Mysterious creatures lurk amongst board gaming folk. As our hobby grows in popularity it will attract all sorts of characters. Here is a handy list to help you and your kids discern certain undesirables and know what you can do about them.
The Magpies – These rare creatures are attracted to shiny new components and cards. Luckily, board games are not collectible in monetary value, making them less attractive. Nevertheless, always be watchful of your things at events and gatherings.
AP Walkers – These creatures are inflicted with the AP (Analysis Paralysis) virus. The AP virus infects the brain of the gamer, slowing them down to a near halt. Fortunately, people with AP are not infectious. Most people with APv are affected temporarily. If people tell you to take your turn faster, you may have AP. Focusing on your actions before your turn may improve AP. If AP virus symptoms persist consult your board game doctor.
The Benders – These folk look like normal human beings, but in their mind they feel like professional poker players. The have an incessant need to bend cards, especially around the edges. To them it feels cool and natural. Calling their attention assertively is a good start. Note that it has been a habit for them and they may not be able to turn around just like that.
Howler Monkeys – Playing games is fun and often emotionally exhilarating, at times sending people shouting with glee. However, there are creatures that have beyond normal human voices. Their ear splitting screeches break ceramic dice to powder. What’s worse is that they seem to travel in packs, often playing “who’s the loudest monkey?!” side game.
Giving organizers a heads up regarding the noise level helps, but it will only lessen momentarily, til the next failed dice roll once again threatens the peace.
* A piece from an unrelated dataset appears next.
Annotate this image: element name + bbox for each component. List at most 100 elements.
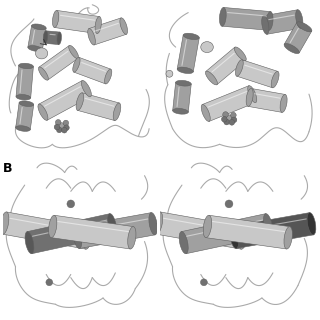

The Douche – In any type of competition, one always finds an overly competitive hobbyist that seems to know it all. They are experts of board game design, gaming lore and literature, able to hold whole tournaments in their head. They will not let any opportunity pass without voicing out their comments about anything in the hobby, most of which is negative. It is odd that while they have all this knowledge, they can’t seem to translate it to playing well.
So what do you do when you encounter this creature in the wild? It’s simple: stay far away.
Rules Police – Distant relative of the Douche, Rules Police are more reserved creatures. They cringe upon hearing the word house rules or variants. If they play a game, they frequently request for the rulebook on every action other players take, making sure that the way you played the game is correct to the letter. It is heart-breaking for them to have played a game where a rule was misread.
So if you know these people, make sure you rehearse how you teach your game. Better yet, have them teach it for you, just be ready for highly detailed instruction.
The Connoisseur – Ever hear, “Oh our group doesn’t play train games” or perhaps, “We don’t play Munchkin.” if so, you have met a Connoisseur. A closer relative to the Douche, they fully believe they are doing the world a favour by telling everyone how much they not like certain game genres.
If you are a new comer to the hobby, kindly ignore them. Our hobby is about enjoying whatever game interests you.
Swamp Thing – These creatures’ power is their powerful odour. The musk can be strong enough to induce AP migraines. They are often seen in the pro tours flocking together with their black shirt uniform, binders under the armpit and backpacks.
If that person is a friend, then privately telling them nicely about their stench might help them to be more aware. More often than not, you will just have to keep distance.
The Texter – Have you ever played a game where a player kept delaying the game because they were texting? Texters, whenever it is not their turn, instantly look at their phone, scrolling through social streams, posting hashtags about the game their playing. This is rampant especially in younger players. It is not yet known if it’s a stage, but there are occurrences of these traits in some older players.
If you have someone like this in your group, talking to them about it helps. Try asking them questions out-of-turn to pull them back whenever they drift back to their mobiles.
Alpha Gamer – A new class of gamers that have synapses of their brains optimized for board gaming they can see the best possible path within seconds. Now that is a great advantage for winning a lot of games, however, in board games there is a popular genre – cooperative games. Alpha Gamers are terrible players here. They will call people’s attention if their teammates’ action is sub-optimal, and will often insist playing their turn! The rest of the group falls into the conundrum of following what the Alpha Gamer decides, or sabotaging the entire game. Either way, no one has fun.
Talking to an Alpha Gamer before the game about keeping their suggestions at a minimum is an effective strategy. In reality you need their ideas to win the game; it’s just more enjoyable if players are discovering it themselves, or at least, made to think like they did so on their own.